To decode, you'll basically want to create a VorbisFile object and
read data from that.  You can then write the data to a sound
device. I've used both the pyao wrapper (also by me) and the
linuxsounddev module present in Python2.0.

To encode, you need to feed a VorbisDSPState object PCM data as one
array of floating point values ranging from -1.0 ... 1.0 per
channel. You can do this in pure Python, but it almost doubles the
time it takes to encode. The other option is to read data using the
python "wave" module and write it to the VorbisDSPState directly using
the x.write_wav(mywave.readframes(n)) call. This will only work with
16-bit Wave files.

Perhaps you are wondering how much of a performance hit you'll be
taking using the Python bindings versus straight C. Well, I've tried
to make things as fast as possible, but of course nothing's
perfect. Decoding a file, top reports about the same CPU usage for my
ogg123.py and the C implementation of ogg123. For encoding, it's about
twice as slow as oggenc if you're using my test enc.py file (parsing
the wave file somewhat by hand). If you use the write_wav function,
it's only about 3% slower than oggenc.



Vorbis Comment
--------------

A frequent question is how to edit and then write comments. This was
not possible until recently. To implement this, I have taken the code
from the vorbiscomment program, which is by Michael Smith and released
under the LGPL. It has not been modified by me (Andrew).

There was an old way of dealing with VorbisComment objects, which
sucked, so I won't tell you how to use it. It still works but is
deprecated.

The current way of using VorbisComment objects is just to convert to
and from Python dictionaries. Note that there can be multiple entries
per key and that keys are case-insensitive 7-bit ASCII, because that's
how vorbis comments work. So I might do:

>>> import ogg.vorbis
>>> v = {'mykey' : ['myval1', 'myval2']}
>>> v['artist'] = u'andrew' # Unicode string for Python >= 1.6
>>> print v
{'artist': 'andrew', 'mykey': ['myval1', 'myval2']}
>>> comments = ogg.vorbis.VorbisComment(v)
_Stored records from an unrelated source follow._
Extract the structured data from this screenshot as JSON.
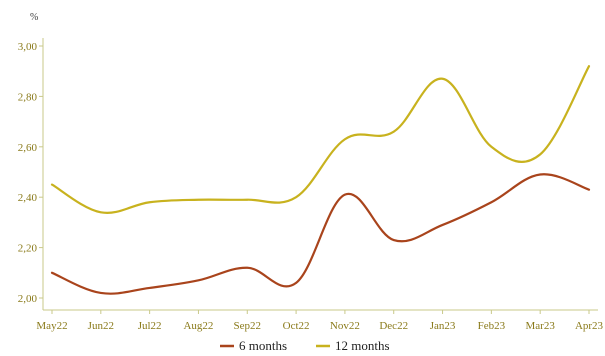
{
  "chart_data": {
    "type": "line",
    "ylabel": "%",
    "categories": [
      "May22",
      "Jun22",
      "Jul22",
      "Aug22",
      "Sep22",
      "Oct22",
      "Nov22",
      "Dec22",
      "Jan23",
      "Feb23",
      "Mar23",
      "Apr23"
    ],
    "ylim": [
      2.0,
      3.0
    ],
    "yticks": [
      "2,00",
      "2,20",
      "2,40",
      "2,60",
      "2,80",
      "3,00"
    ],
    "ytick_values": [
      2.0,
      2.2,
      2.4,
      2.6,
      2.8,
      3.0
    ],
    "grid": false,
    "legend_placement": "bottom",
    "series": [
      {
        "name": "6 months",
        "color": "#a9441c",
        "values": [
          2.1,
          2.02,
          2.04,
          2.07,
          2.12,
          2.06,
          2.41,
          2.23,
          2.29,
          2.38,
          2.49,
          2.43
        ]
      },
      {
        "name": "12 months",
        "color": "#c8b21e",
        "values": [
          2.45,
          2.34,
          2.38,
          2.39,
          2.39,
          2.4,
          2.63,
          2.66,
          2.87,
          2.6,
          2.57,
          2.92
        ]
      }
    ]
  }
}
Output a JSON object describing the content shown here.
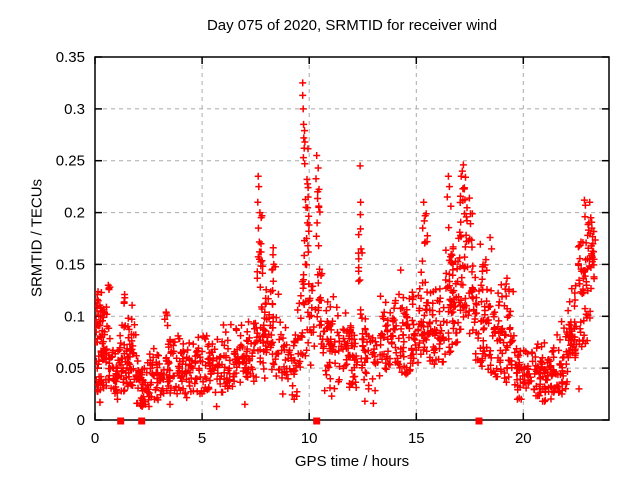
{
  "chart_data": {
    "type": "scatter",
    "title": "Day 075 of 2020, SRMTID for receiver wind",
    "xlabel": "GPS time / hours",
    "ylabel": "SRMTID / TECUs",
    "xlim": [
      0,
      24
    ],
    "ylim": [
      0,
      0.35
    ],
    "xticks": [
      0,
      5,
      10,
      15,
      20
    ],
    "yticks": [
      0,
      0.05,
      0.1,
      0.15,
      0.2,
      0.25,
      0.3,
      0.35
    ],
    "xtick_labels": [
      "0",
      "5",
      "10",
      "15",
      "20"
    ],
    "ytick_labels": [
      "0",
      "0.05",
      "0.1",
      "0.15",
      "0.2",
      "0.25",
      "0.3",
      "0.35"
    ],
    "grid": "dashed, at every major tick, both axes",
    "legend": "none",
    "marker": "plus",
    "colors": {
      "marker": "#ff0000",
      "grid": "#a9a9a9",
      "axis": "#000000",
      "background": "#ffffff",
      "text": "#000000"
    },
    "series_name": "SRMTID",
    "baseline_square_markers_x": [
      1.2,
      2.18,
      10.35,
      17.93
    ],
    "peak_points": [
      [
        9.7,
        0.325
      ],
      [
        9.7,
        0.313
      ],
      [
        9.72,
        0.3
      ],
      [
        9.74,
        0.285
      ],
      [
        9.78,
        0.279
      ],
      [
        9.75,
        0.272
      ],
      [
        9.8,
        0.268
      ],
      [
        9.77,
        0.262
      ],
      [
        9.73,
        0.253
      ],
      [
        9.79,
        0.247
      ],
      [
        9.9,
        0.232
      ],
      [
        9.95,
        0.215
      ],
      [
        9.85,
        0.205
      ],
      [
        9.92,
        0.19
      ],
      [
        9.88,
        0.175
      ],
      [
        9.96,
        0.162
      ],
      [
        9.83,
        0.15
      ],
      [
        9.74,
        0.14
      ],
      [
        10.35,
        0.255
      ],
      [
        10.42,
        0.243
      ],
      [
        10.4,
        0.22
      ],
      [
        10.45,
        0.205
      ],
      [
        10.37,
        0.19
      ],
      [
        10.44,
        0.168
      ],
      [
        12.38,
        0.245
      ],
      [
        12.4,
        0.21
      ],
      [
        12.39,
        0.198
      ],
      [
        12.42,
        0.165
      ],
      [
        12.37,
        0.135
      ],
      [
        7.62,
        0.235
      ],
      [
        7.65,
        0.225
      ],
      [
        7.6,
        0.21
      ],
      [
        7.7,
        0.2
      ],
      [
        7.63,
        0.185
      ],
      [
        7.75,
        0.17
      ],
      [
        7.68,
        0.155
      ],
      [
        7.58,
        0.143
      ],
      [
        7.72,
        0.128
      ],
      [
        8.32,
        0.166
      ],
      [
        8.35,
        0.15
      ],
      [
        15.35,
        0.21
      ],
      [
        15.42,
        0.197
      ],
      [
        15.3,
        0.185
      ],
      [
        15.5,
        0.172
      ],
      [
        16.5,
        0.235
      ],
      [
        16.55,
        0.225
      ],
      [
        16.45,
        0.215
      ],
      [
        16.62,
        0.206
      ],
      [
        17.2,
        0.246
      ],
      [
        17.15,
        0.24
      ],
      [
        17.3,
        0.234
      ],
      [
        18.45,
        0.176
      ],
      [
        18.52,
        0.165
      ],
      [
        22.85,
        0.212
      ],
      [
        22.9,
        0.207
      ],
      [
        22.88,
        0.196
      ],
      [
        23.1,
        0.21
      ],
      [
        23.15,
        0.195
      ],
      [
        23.2,
        0.185
      ],
      [
        23.25,
        0.17
      ],
      [
        23.3,
        0.155
      ],
      [
        0.62,
        0.13
      ],
      [
        1.38,
        0.121
      ],
      [
        3.32,
        0.104
      ]
    ],
    "low_points": [
      [
        0.23,
        0.017
      ],
      [
        1.05,
        0.02
      ],
      [
        1.95,
        0.016
      ],
      [
        2.2,
        0.013
      ],
      [
        2.35,
        0.015
      ],
      [
        2.52,
        0.013
      ],
      [
        3.5,
        0.015
      ],
      [
        5.68,
        0.013
      ],
      [
        7.0,
        0.015
      ],
      [
        9.3,
        0.02
      ],
      [
        11.05,
        0.023
      ],
      [
        12.6,
        0.018
      ],
      [
        13.0,
        0.016
      ],
      [
        19.9,
        0.02
      ],
      [
        20.9,
        0.018
      ],
      [
        22.6,
        0.03
      ]
    ],
    "density_bands_format": [
      "x_start_hours",
      "x_end_hours",
      "point_count",
      "y_min_TECUs",
      "y_max_TECUs",
      "y_mode_TECUs"
    ],
    "density_bands": [
      [
        0.02,
        0.3,
        40,
        0.03,
        0.125,
        0.08
      ],
      [
        0.05,
        0.45,
        8,
        0.014,
        0.035,
        0.025
      ],
      [
        0.28,
        0.72,
        45,
        0.025,
        0.12,
        0.065
      ],
      [
        0.6,
        0.7,
        3,
        0.125,
        0.132,
        0.128
      ],
      [
        0.72,
        1.12,
        30,
        0.02,
        0.075,
        0.045
      ],
      [
        1.12,
        1.52,
        30,
        0.025,
        0.105,
        0.055
      ],
      [
        1.3,
        1.45,
        3,
        0.108,
        0.122,
        0.115
      ],
      [
        1.52,
        1.95,
        40,
        0.03,
        0.118,
        0.065
      ],
      [
        1.95,
        2.45,
        35,
        0.012,
        0.06,
        0.035
      ],
      [
        2.45,
        3.2,
        50,
        0.018,
        0.07,
        0.042
      ],
      [
        3.2,
        4.0,
        50,
        0.025,
        0.095,
        0.05
      ],
      [
        3.25,
        3.45,
        4,
        0.09,
        0.105,
        0.097
      ],
      [
        4.0,
        5.0,
        60,
        0.02,
        0.08,
        0.048
      ],
      [
        5.0,
        6.0,
        60,
        0.025,
        0.09,
        0.052
      ],
      [
        6.0,
        7.0,
        60,
        0.03,
        0.1,
        0.058
      ],
      [
        7.0,
        7.55,
        35,
        0.035,
        0.11,
        0.065
      ],
      [
        7.55,
        7.85,
        14,
        0.1,
        0.23,
        0.15
      ],
      [
        7.55,
        7.9,
        15,
        0.048,
        0.1,
        0.075
      ],
      [
        7.85,
        8.6,
        50,
        0.04,
        0.13,
        0.08
      ],
      [
        8.2,
        8.45,
        5,
        0.128,
        0.165,
        0.14
      ],
      [
        8.6,
        9.45,
        45,
        0.02,
        0.095,
        0.055
      ],
      [
        9.45,
        9.7,
        18,
        0.04,
        0.125,
        0.08
      ],
      [
        9.68,
        10.05,
        16,
        0.13,
        0.3,
        0.17
      ],
      [
        9.7,
        10.15,
        22,
        0.05,
        0.13,
        0.09
      ],
      [
        10.15,
        10.6,
        22,
        0.05,
        0.155,
        0.1
      ],
      [
        10.3,
        10.5,
        6,
        0.16,
        0.25,
        0.2
      ],
      [
        10.6,
        11.5,
        55,
        0.028,
        0.125,
        0.068
      ],
      [
        11.5,
        12.25,
        50,
        0.03,
        0.11,
        0.06
      ],
      [
        12.3,
        12.5,
        8,
        0.12,
        0.24,
        0.165
      ],
      [
        12.4,
        13.3,
        45,
        0.028,
        0.12,
        0.065
      ],
      [
        13.3,
        14.2,
        55,
        0.048,
        0.135,
        0.085
      ],
      [
        14.2,
        15.05,
        55,
        0.04,
        0.145,
        0.082
      ],
      [
        15.05,
        15.6,
        40,
        0.055,
        0.16,
        0.095
      ],
      [
        15.2,
        15.55,
        5,
        0.165,
        0.205,
        0.185
      ],
      [
        15.6,
        16.35,
        50,
        0.05,
        0.135,
        0.085
      ],
      [
        16.35,
        17.0,
        60,
        0.06,
        0.2,
        0.11
      ],
      [
        17.0,
        17.65,
        55,
        0.08,
        0.235,
        0.14
      ],
      [
        17.05,
        17.45,
        8,
        0.205,
        0.245,
        0.222
      ],
      [
        17.65,
        18.3,
        50,
        0.05,
        0.18,
        0.1
      ],
      [
        18.3,
        19.1,
        50,
        0.04,
        0.145,
        0.08
      ],
      [
        19.1,
        19.6,
        35,
        0.035,
        0.15,
        0.075
      ],
      [
        19.6,
        20.45,
        50,
        0.02,
        0.08,
        0.045
      ],
      [
        20.45,
        21.3,
        60,
        0.016,
        0.075,
        0.042
      ],
      [
        21.3,
        22.05,
        50,
        0.025,
        0.1,
        0.055
      ],
      [
        22.05,
        22.55,
        40,
        0.045,
        0.135,
        0.08
      ],
      [
        22.55,
        23.0,
        40,
        0.07,
        0.19,
        0.12
      ],
      [
        23.0,
        23.38,
        30,
        0.09,
        0.212,
        0.15
      ]
    ]
  }
}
There, we made a comment object from a dictionary. The values of the
dictionary are either strings or lists or strings. We can also convert
back to a dictionary, though it'll look a little different:

>>> print comments.as_dict()
{'ARTIST': [u'andrew'], 'MYKEY': ['myval1', 'myval2']}

We could also have gotten a comment object from a vorbis file:

>>> import ogg.vorbis
>>> f = ogg.vorbis.VorbisFile('test.ogg')
>>> print f.comment().as_dict()

To write the comments to an existing ogg/vorbis file, call v.write_to
or v.append_to. The former will add lots of keys, so if you already
have an artist key, and you add another, you now have two arist keys
in that file. Note that currently the VENDOR tag (which is special)
doesn't get written to the file. I'll have to look into that.